« Aux Samoa, le rugby est encore plus puissant qu’en Nouvelle-Zélande »

Gauthier Baudin est journaliste spécialisé dans le rugby. En freelance, il écrit pour RMC, Midi Olympique, ActuRugby et L’Equipe. Après avoir couvert la Coupe du Monde féminine en Nouvelle-Zélande l’an passé, il est resté un an sur les terres des « All Blacks ». L’occasion pour lui de passer dix jours sur les îles Samoa et de découvrir l’impact du rugby dans cet archipel du Pacifique. Témoignage.

Quelle place à le rugby dans la société samoane ?

C’est simple, tout le monde joue au rugby, et tout le temps. En Nouvelle-Zélande, les terrains vagues sont utilisés pour jouer au rugby ou au cricket. Aux Samoa, il n’y a que du rugby. C’est presque religieux, et ce n’est pas rien pour un pays très croyant. Le dimanche matin, les Samoans vont à l’Église, l’après-midi, ils jouent au rugby. D’abord les enfants, puis les hommes et les femmes. C’est encore plus puissant qu’en Nouvelle-Zélande. Le rugby est roi et le sélectionneur de l’équipe nationale masculine, Seilala Mapusua m’a même parlé d’un « trésor national ».

Quel est le parcours classique des joueurs de rugby aux Samoa ?

Dans ce pays, la progression passe énormément par le système scolaire. D’ailleurs, à part l’Apia Park, l’équivalent du Stade de France aux Samoa, il y a peu de terrains de rugby en dehors des écoles. Le rugby dans les écoles, c’est une véritable institution. J’ai eu la chance d’être aux Samoa pendant le tournoi des collèges, et c’était une grande fête. Toutes les écoles du pays s’étaient retrouvées pendant une semaine et ça n’arrêtait pas de jouer. J’ai vu des supers moments, comme quand des adolescents ont consolé leur adversaire. Malheureusement, le schéma classique, c’est que les espoirs samoans partent pour la Nouvelle-Zélande ou l’Australie en bénéficiant d’une bourse d’étude.

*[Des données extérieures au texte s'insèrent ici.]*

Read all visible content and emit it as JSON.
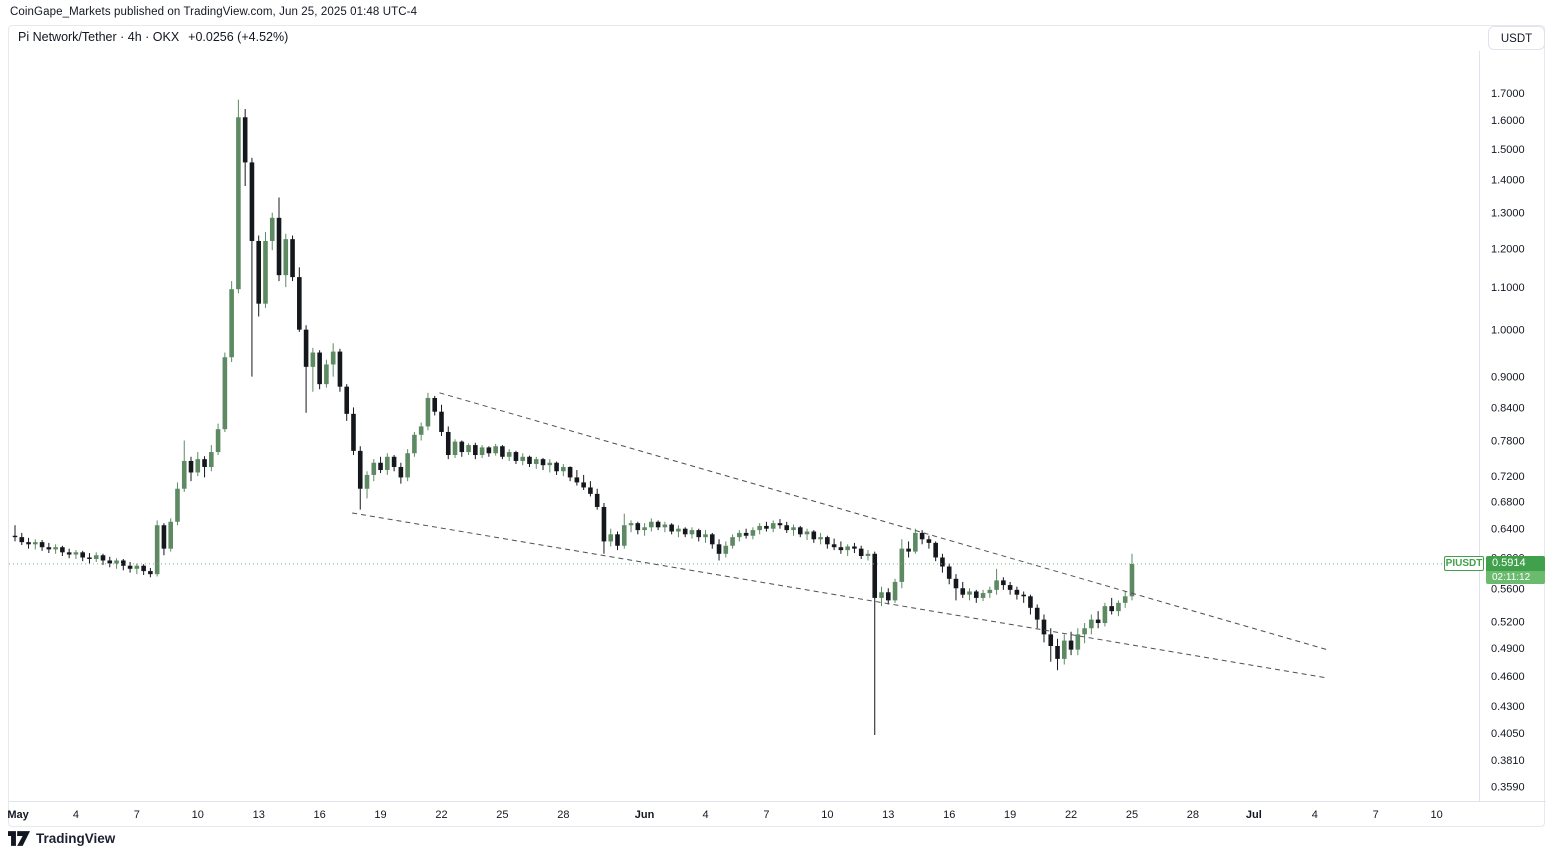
{
  "attribution": "CoinGape_Markets published on TradingView.com, Jun 25, 2025 01:48 UTC-4",
  "header": {
    "title_text": "Pi Network/Tether · 4h · OKX",
    "change_text": "+0.0256 (+4.52%)"
  },
  "toolbar": {
    "currency_label": "USDT"
  },
  "price_label": {
    "ticker": "PIUSDT",
    "price": "0.5914",
    "countdown": "02:11:12"
  },
  "footer": {
    "brand": "TradingView"
  },
  "colors": {
    "up_candle": "#5d8a62",
    "down_candle": "#14171c",
    "trendline": "#4f4f4f",
    "current_price_line": "#76ac7c",
    "label_green": "#41a04b",
    "countdown_green": "#6abb6e",
    "axis_text": "#131722",
    "separator": "#e0e3eb"
  },
  "chart_data": {
    "type": "candlestick",
    "symbol": "PIUSDT",
    "exchange": "OKX",
    "interval": "4h",
    "scale": "logarithmic",
    "grid": false,
    "current_price": 0.5914,
    "session_countdown": "02:11:12",
    "y_axis": {
      "unit": "USDT",
      "range": [
        0.345,
        1.72
      ],
      "ticks": [
        {
          "label": "1.7000",
          "price": 1.7
        },
        {
          "label": "1.6000",
          "price": 1.6
        },
        {
          "label": "1.5000",
          "price": 1.5
        },
        {
          "label": "1.4000",
          "price": 1.4
        },
        {
          "label": "1.3000",
          "price": 1.3
        },
        {
          "label": "1.2000",
          "price": 1.2
        },
        {
          "label": "1.1000",
          "price": 1.1
        },
        {
          "label": "1.0000",
          "price": 1.0
        },
        {
          "label": "0.9000",
          "price": 0.9
        },
        {
          "label": "0.8400",
          "price": 0.84
        },
        {
          "label": "0.7800",
          "price": 0.78
        },
        {
          "label": "0.7200",
          "price": 0.72
        },
        {
          "label": "0.6800",
          "price": 0.68
        },
        {
          "label": "0.6400",
          "price": 0.64
        },
        {
          "label": "0.6000",
          "price": 0.6
        },
        {
          "label": "0.5600",
          "price": 0.56
        },
        {
          "label": "0.5200",
          "price": 0.52
        },
        {
          "label": "0.4900",
          "price": 0.49
        },
        {
          "label": "0.4600",
          "price": 0.46
        },
        {
          "label": "0.4300",
          "price": 0.43
        },
        {
          "label": "0.4050",
          "price": 0.405
        },
        {
          "label": "0.3810",
          "price": 0.381
        },
        {
          "label": "0.3590",
          "price": 0.359
        }
      ]
    },
    "x_axis": {
      "start_date": "May 1",
      "range_days": [
        0,
        70.5
      ],
      "ticks": [
        {
          "label": "May",
          "day": 0.15,
          "bold": true
        },
        {
          "label": "4",
          "day": 3
        },
        {
          "label": "7",
          "day": 6
        },
        {
          "label": "10",
          "day": 9
        },
        {
          "label": "13",
          "day": 12
        },
        {
          "label": "16",
          "day": 15
        },
        {
          "label": "19",
          "day": 18
        },
        {
          "label": "22",
          "day": 21
        },
        {
          "label": "25",
          "day": 24
        },
        {
          "label": "28",
          "day": 27
        },
        {
          "label": "Jun",
          "day": 31,
          "bold": true
        },
        {
          "label": "4",
          "day": 34
        },
        {
          "label": "7",
          "day": 37
        },
        {
          "label": "10",
          "day": 40
        },
        {
          "label": "13",
          "day": 43
        },
        {
          "label": "16",
          "day": 46
        },
        {
          "label": "19",
          "day": 49
        },
        {
          "label": "22",
          "day": 52
        },
        {
          "label": "25",
          "day": 55
        },
        {
          "label": "28",
          "day": 58
        },
        {
          "label": "Jul",
          "day": 61,
          "bold": true
        },
        {
          "label": "4",
          "day": 64
        },
        {
          "label": "7",
          "day": 67
        },
        {
          "label": "10",
          "day": 70
        }
      ]
    },
    "trendlines": [
      {
        "name": "wedge-upper",
        "from_day": 20.9,
        "from_price": 0.868,
        "to_day": 64.6,
        "to_price": 0.488,
        "style": "dashed"
      },
      {
        "name": "wedge-lower",
        "from_day": 16.6,
        "from_price": 0.663,
        "to_day": 64.6,
        "to_price": 0.458,
        "style": "dashed"
      }
    ],
    "candle_step_days": 0.33333,
    "first_candle_day": 0,
    "candles": [
      [
        0.63,
        0.645,
        0.622,
        0.628
      ],
      [
        0.628,
        0.634,
        0.617,
        0.621
      ],
      [
        0.621,
        0.627,
        0.612,
        0.618
      ],
      [
        0.618,
        0.625,
        0.611,
        0.621
      ],
      [
        0.621,
        0.624,
        0.609,
        0.614
      ],
      [
        0.614,
        0.62,
        0.606,
        0.611
      ],
      [
        0.611,
        0.618,
        0.605,
        0.614
      ],
      [
        0.614,
        0.616,
        0.602,
        0.607
      ],
      [
        0.607,
        0.612,
        0.599,
        0.604
      ],
      [
        0.604,
        0.61,
        0.598,
        0.607
      ],
      [
        0.607,
        0.609,
        0.595,
        0.6
      ],
      [
        0.6,
        0.606,
        0.592,
        0.598
      ],
      [
        0.598,
        0.607,
        0.594,
        0.603
      ],
      [
        0.603,
        0.605,
        0.59,
        0.596
      ],
      [
        0.596,
        0.601,
        0.587,
        0.592
      ],
      [
        0.592,
        0.599,
        0.585,
        0.596
      ],
      [
        0.596,
        0.598,
        0.583,
        0.589
      ],
      [
        0.589,
        0.594,
        0.58,
        0.585
      ],
      [
        0.585,
        0.592,
        0.578,
        0.589
      ],
      [
        0.589,
        0.591,
        0.577,
        0.582
      ],
      [
        0.582,
        0.586,
        0.574,
        0.578
      ],
      [
        0.578,
        0.652,
        0.575,
        0.645
      ],
      [
        0.645,
        0.648,
        0.603,
        0.612
      ],
      [
        0.612,
        0.655,
        0.608,
        0.65
      ],
      [
        0.65,
        0.71,
        0.645,
        0.7
      ],
      [
        0.7,
        0.78,
        0.695,
        0.745
      ],
      [
        0.745,
        0.752,
        0.712,
        0.726
      ],
      [
        0.726,
        0.76,
        0.72,
        0.748
      ],
      [
        0.748,
        0.753,
        0.718,
        0.735
      ],
      [
        0.735,
        0.772,
        0.728,
        0.76
      ],
      [
        0.76,
        0.81,
        0.755,
        0.8
      ],
      [
        0.8,
        0.95,
        0.795,
        0.94
      ],
      [
        0.94,
        1.115,
        0.93,
        1.095
      ],
      [
        1.095,
        1.675,
        1.085,
        1.61
      ],
      [
        1.61,
        1.64,
        1.38,
        1.455
      ],
      [
        1.455,
        1.47,
        0.9,
        1.22
      ],
      [
        1.22,
        1.235,
        1.03,
        1.06
      ],
      [
        1.06,
        1.245,
        1.05,
        1.22
      ],
      [
        1.22,
        1.3,
        1.195,
        1.285
      ],
      [
        1.285,
        1.345,
        1.115,
        1.13
      ],
      [
        1.13,
        1.24,
        1.1,
        1.225
      ],
      [
        1.225,
        1.235,
        1.115,
        1.125
      ],
      [
        1.125,
        1.15,
        0.995,
        1.0
      ],
      [
        1.0,
        1.01,
        0.83,
        0.92
      ],
      [
        0.92,
        0.96,
        0.87,
        0.95
      ],
      [
        0.95,
        0.955,
        0.875,
        0.885
      ],
      [
        0.885,
        0.935,
        0.878,
        0.925
      ],
      [
        0.925,
        0.97,
        0.9,
        0.952
      ],
      [
        0.952,
        0.958,
        0.87,
        0.88
      ],
      [
        0.88,
        0.885,
        0.815,
        0.828
      ],
      [
        0.828,
        0.84,
        0.755,
        0.762
      ],
      [
        0.762,
        0.77,
        0.668,
        0.7
      ],
      [
        0.7,
        0.728,
        0.685,
        0.722
      ],
      [
        0.722,
        0.748,
        0.712,
        0.742
      ],
      [
        0.742,
        0.752,
        0.725,
        0.73
      ],
      [
        0.73,
        0.758,
        0.722,
        0.752
      ],
      [
        0.752,
        0.755,
        0.728,
        0.735
      ],
      [
        0.735,
        0.742,
        0.708,
        0.718
      ],
      [
        0.718,
        0.765,
        0.712,
        0.758
      ],
      [
        0.758,
        0.795,
        0.752,
        0.79
      ],
      [
        0.79,
        0.812,
        0.78,
        0.805
      ],
      [
        0.805,
        0.868,
        0.798,
        0.858
      ],
      [
        0.858,
        0.862,
        0.825,
        0.832
      ],
      [
        0.832,
        0.845,
        0.788,
        0.795
      ],
      [
        0.795,
        0.805,
        0.748,
        0.755
      ],
      [
        0.755,
        0.782,
        0.75,
        0.778
      ],
      [
        0.778,
        0.78,
        0.752,
        0.76
      ],
      [
        0.76,
        0.775,
        0.755,
        0.772
      ],
      [
        0.772,
        0.776,
        0.748,
        0.755
      ],
      [
        0.755,
        0.772,
        0.75,
        0.768
      ],
      [
        0.768,
        0.77,
        0.752,
        0.758
      ],
      [
        0.758,
        0.774,
        0.754,
        0.77
      ],
      [
        0.77,
        0.772,
        0.748,
        0.752
      ],
      [
        0.752,
        0.765,
        0.745,
        0.76
      ],
      [
        0.76,
        0.762,
        0.74,
        0.745
      ],
      [
        0.745,
        0.758,
        0.738,
        0.752
      ],
      [
        0.752,
        0.754,
        0.735,
        0.74
      ],
      [
        0.74,
        0.752,
        0.732,
        0.748
      ],
      [
        0.748,
        0.75,
        0.73,
        0.738
      ],
      [
        0.738,
        0.748,
        0.726,
        0.742
      ],
      [
        0.742,
        0.744,
        0.722,
        0.728
      ],
      [
        0.728,
        0.74,
        0.72,
        0.735
      ],
      [
        0.735,
        0.736,
        0.712,
        0.718
      ],
      [
        0.718,
        0.73,
        0.705,
        0.71
      ],
      [
        0.71,
        0.722,
        0.698,
        0.702
      ],
      [
        0.702,
        0.712,
        0.688,
        0.692
      ],
      [
        0.692,
        0.7,
        0.668,
        0.672
      ],
      [
        0.672,
        0.678,
        0.605,
        0.622
      ],
      [
        0.622,
        0.64,
        0.615,
        0.632
      ],
      [
        0.632,
        0.636,
        0.61,
        0.616
      ],
      [
        0.616,
        0.662,
        0.612,
        0.645
      ],
      [
        0.645,
        0.652,
        0.635,
        0.648
      ],
      [
        0.648,
        0.65,
        0.632,
        0.638
      ],
      [
        0.638,
        0.648,
        0.63,
        0.642
      ],
      [
        0.642,
        0.655,
        0.636,
        0.65
      ],
      [
        0.65,
        0.652,
        0.638,
        0.642
      ],
      [
        0.642,
        0.65,
        0.635,
        0.646
      ],
      [
        0.646,
        0.648,
        0.632,
        0.636
      ],
      [
        0.636,
        0.645,
        0.628,
        0.64
      ],
      [
        0.64,
        0.642,
        0.628,
        0.632
      ],
      [
        0.632,
        0.642,
        0.626,
        0.638
      ],
      [
        0.638,
        0.64,
        0.622,
        0.628
      ],
      [
        0.628,
        0.638,
        0.62,
        0.632
      ],
      [
        0.632,
        0.634,
        0.612,
        0.618
      ],
      [
        0.618,
        0.625,
        0.596,
        0.605
      ],
      [
        0.605,
        0.622,
        0.6,
        0.616
      ],
      [
        0.616,
        0.632,
        0.612,
        0.628
      ],
      [
        0.628,
        0.638,
        0.622,
        0.634
      ],
      [
        0.634,
        0.64,
        0.626,
        0.63
      ],
      [
        0.63,
        0.642,
        0.625,
        0.638
      ],
      [
        0.638,
        0.648,
        0.632,
        0.644
      ],
      [
        0.644,
        0.65,
        0.636,
        0.64
      ],
      [
        0.64,
        0.652,
        0.635,
        0.648
      ],
      [
        0.648,
        0.654,
        0.64,
        0.645
      ],
      [
        0.645,
        0.65,
        0.634,
        0.638
      ],
      [
        0.638,
        0.646,
        0.63,
        0.642
      ],
      [
        0.642,
        0.644,
        0.628,
        0.632
      ],
      [
        0.632,
        0.64,
        0.624,
        0.636
      ],
      [
        0.636,
        0.638,
        0.62,
        0.625
      ],
      [
        0.625,
        0.634,
        0.618,
        0.628
      ],
      [
        0.628,
        0.63,
        0.612,
        0.618
      ],
      [
        0.618,
        0.626,
        0.61,
        0.614
      ],
      [
        0.614,
        0.622,
        0.605,
        0.61
      ],
      [
        0.61,
        0.618,
        0.602,
        0.615
      ],
      [
        0.615,
        0.62,
        0.606,
        0.612
      ],
      [
        0.612,
        0.616,
        0.598,
        0.602
      ],
      [
        0.602,
        0.61,
        0.596,
        0.605
      ],
      [
        0.605,
        0.608,
        0.403,
        0.548
      ],
      [
        0.548,
        0.562,
        0.538,
        0.555
      ],
      [
        0.555,
        0.56,
        0.54,
        0.545
      ],
      [
        0.545,
        0.572,
        0.542,
        0.568
      ],
      [
        0.568,
        0.625,
        0.56,
        0.612
      ],
      [
        0.612,
        0.622,
        0.6,
        0.608
      ],
      [
        0.608,
        0.64,
        0.605,
        0.634
      ],
      [
        0.634,
        0.638,
        0.618,
        0.625
      ],
      [
        0.625,
        0.63,
        0.612,
        0.62
      ],
      [
        0.62,
        0.622,
        0.595,
        0.6
      ],
      [
        0.6,
        0.605,
        0.58,
        0.588
      ],
      [
        0.588,
        0.592,
        0.565,
        0.572
      ],
      [
        0.572,
        0.578,
        0.545,
        0.56
      ],
      [
        0.56,
        0.568,
        0.548,
        0.552
      ],
      [
        0.552,
        0.56,
        0.545,
        0.556
      ],
      [
        0.556,
        0.558,
        0.542,
        0.548
      ],
      [
        0.548,
        0.558,
        0.544,
        0.554
      ],
      [
        0.554,
        0.562,
        0.548,
        0.558
      ],
      [
        0.558,
        0.585,
        0.552,
        0.57
      ],
      [
        0.57,
        0.574,
        0.558,
        0.564
      ],
      [
        0.564,
        0.568,
        0.552,
        0.558
      ],
      [
        0.558,
        0.562,
        0.546,
        0.552
      ],
      [
        0.552,
        0.556,
        0.542,
        0.55
      ],
      [
        0.55,
        0.552,
        0.528,
        0.536
      ],
      [
        0.536,
        0.54,
        0.512,
        0.522
      ],
      [
        0.522,
        0.528,
        0.496,
        0.505
      ],
      [
        0.505,
        0.512,
        0.475,
        0.492
      ],
      [
        0.492,
        0.5,
        0.466,
        0.478
      ],
      [
        0.478,
        0.505,
        0.472,
        0.498
      ],
      [
        0.498,
        0.508,
        0.482,
        0.488
      ],
      [
        0.488,
        0.512,
        0.482,
        0.505
      ],
      [
        0.505,
        0.518,
        0.495,
        0.512
      ],
      [
        0.512,
        0.528,
        0.505,
        0.522
      ],
      [
        0.522,
        0.532,
        0.512,
        0.518
      ],
      [
        0.518,
        0.542,
        0.514,
        0.538
      ],
      [
        0.538,
        0.548,
        0.528,
        0.532
      ],
      [
        0.532,
        0.545,
        0.526,
        0.542
      ],
      [
        0.542,
        0.556,
        0.536,
        0.55
      ],
      [
        0.55,
        0.605,
        0.545,
        0.5914
      ]
    ]
  }
}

Le tournoi des collèges rassemble chaque année toutes les écoles samoanes autour de la pratique du rugby, qui se fait toujours dans le respect.
Crédit Photo: Gauthier Baudin.

Pourquoi ce choix ?

Le nerf de la guerre, c’est l’argent. Les Samoa ont beau être un vivier de talent rugbystique, l’archipel reste très pauvre et la fédération samoane l’est également. Pendant la Coupe du Monde, les frais sont couverts par World Rugby (NDLR, la fédération internationale de rugby), mais sinon, la fédération ne peut pas tout payer. On a déjà vu des joueurs devoir régler leurs billets d’avion pour se rendre dans leur pays et jouer pour les Samoa. Certains Samoans hésitent à jouer pour l’équipe nationale parce qu’ils perdent de l’argent.

La Coupe du Monde de rugby en France est l’occasion pour eux de se montrer aux yeux du grand public.

Tout à fait. Dans leur poule, les Samoa peuvent légitimement espérer se qualifier en quart de finale. Ils s’appuient sur des joueurs très performants, à l’image du géant Théo McFarland. Ils bénéficient également d’une nouvelle règle de World Rugby, qui édicte que les joueurs n’ayant pas connu de sélection avec leur équipe nationale depuis trois ans peuvent jouer pour un autre pays, à condition d’avoir au moins un grand-parent né dans le pays en question. Résultat, plusieurs joueurs néo-zélandais et australiens sont revenus jouer pour le pays d’origine, les Samoa. Si l’on rajoute à ça le développement des joueurs samoans à travers l’équipe des Moana Pacifika en Super Rugby (NDLR, le plus grand championnat de clubs de l’Hémisphère Sud), on ne peut qu’être optimiste pour cette Coupe du Monde.

Propos recueillis par Gabriel Garrouste.